Many providers such as our team at HealthCare Partners are now employing a coordinated, physician-centric approach, making doctors the clinical quarterbacks of multidisciplinary teams accountable for both quality and cost of care. The integrated delivery plan focuses on several key tenets, featuring a commitment to prevention, administration and coordination of care for multiple chronic conditions, reduction of hospital admissions and readmissions, and the delivery of compassionate end-of-life care.

When executed efficiently, the results of coordinated care are striking, including better patient outcomes and increased efficiencies, as well as reduced hospital admissions and readmission rates. These effects can be multiplied to a greater scale, saving our nation and taxpayers billions of dollars while allowing reinvestment into patient programs.

The first step for implementing coordinated care throughout our health care system, is to urge our elected officials in Congress to shore up Medicare Advantage, a model of coordinated care which is already working for patients with an astounding 90 percent satisfaction rate.
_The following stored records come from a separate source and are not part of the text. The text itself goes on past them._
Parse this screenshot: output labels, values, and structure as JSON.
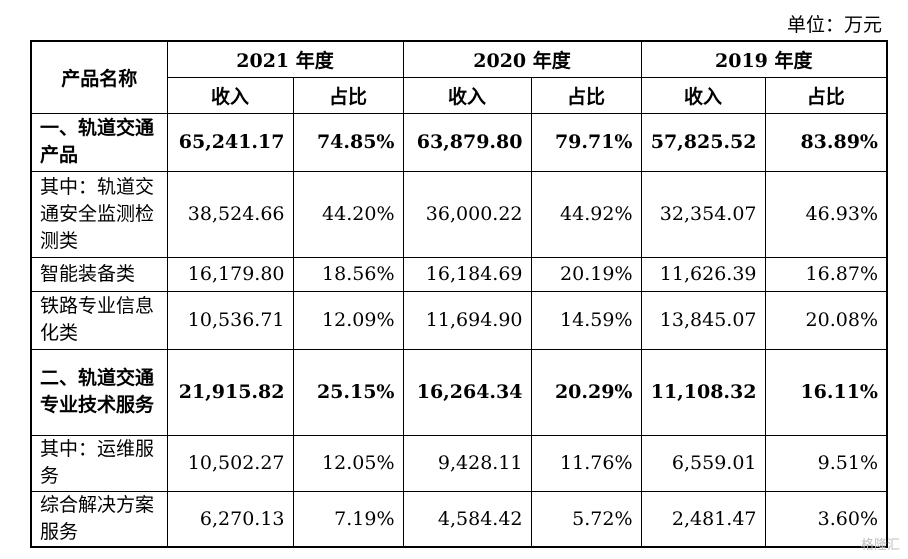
{
  "unit_label": "单位：万元",
  "header": {
    "product_col": "产品名称",
    "years": [
      "2021 年度",
      "2020 年度",
      "2019 年度"
    ],
    "sub_income": "收入",
    "sub_ratio": "占比"
  },
  "rows": [
    {
      "name": "一、轨道交通产品",
      "bold": true,
      "cells": [
        "65,241.17",
        "74.85%",
        "63,879.80",
        "79.71%",
        "57,825.52",
        "83.89%"
      ]
    },
    {
      "name": "其中：轨道交通安全监测检测类",
      "bold": false,
      "cells": [
        "38,524.66",
        "44.20%",
        "36,000.22",
        "44.92%",
        "32,354.07",
        "46.93%"
      ]
    },
    {
      "name": "智能装备类",
      "bold": false,
      "cells": [
        "16,179.80",
        "18.56%",
        "16,184.69",
        "20.19%",
        "11,626.39",
        "16.87%"
      ]
    },
    {
      "name": "铁路专业信息化类",
      "bold": false,
      "cells": [
        "10,536.71",
        "12.09%",
        "11,694.90",
        "14.59%",
        "13,845.07",
        "20.08%"
      ]
    },
    {
      "name": "二、轨道交通专业技术服务",
      "bold": true,
      "cells": [
        "21,915.82",
        "25.15%",
        "16,264.34",
        "20.29%",
        "11,108.32",
        "16.11%"
      ]
    },
    {
      "name": "其中：运维服务",
      "bold": false,
      "cells": [
        "10,502.27",
        "12.05%",
        "9,428.11",
        "11.76%",
        "6,559.01",
        "9.51%"
      ]
    },
    {
      "name": "综合解决方案服务",
      "bold": false,
      "cells": [
        "6,270.13",
        "7.19%",
        "4,584.42",
        "5.72%",
        "2,481.47",
        "3.60%"
      ]
    }
  ],
  "watermark": "格隆汇"
}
This program, with nearly 16 million Americans, or 30 percent of all Medicare beneficiaries enrolled, is designed to offer seniors greater choice and is well positioned to deliver increased value to Medicare and high quality care to more seniors.

The MA model incentivizes (1) a team-based approach under which all health care providers practice at the top of his or her license; (2) care teams that organize to provide the right care at the right time in the most appropriate setting; and (3) physicians to address the patient’s total care needs. Savings from keeping patients healthy are reinvested into patient care.

Unfortunately, the positive results achieved by MA have not been fully appreciated by decision-makers in Washington. This program has been under extreme stress due to repeated funding cuts by Congress, thereby pushing seniors away from more efficient MA plans and onto the fragmented Medicare fee-for-service delivery model, which does not perform as well as MA in preventative care and hospital admissions. Over time, continued cuts to MA funding will reduce key benefits and access for seniors.

When Congress returns to Washington, I hope lawmakers will refrain from making further cuts to the MA program and instead achieve a financially stable Medicare program by strengthening the senior-preferred Medicare option that encourages greater care coordination and improves patient outcomes. MA is what seniors want and our health care system needs.

By doing this, patients will finally be placed right where they should be — at the center of care in our nation’s health care system.

Robert Margolis, M.D., is CEO emeritus of HealthCare Partners.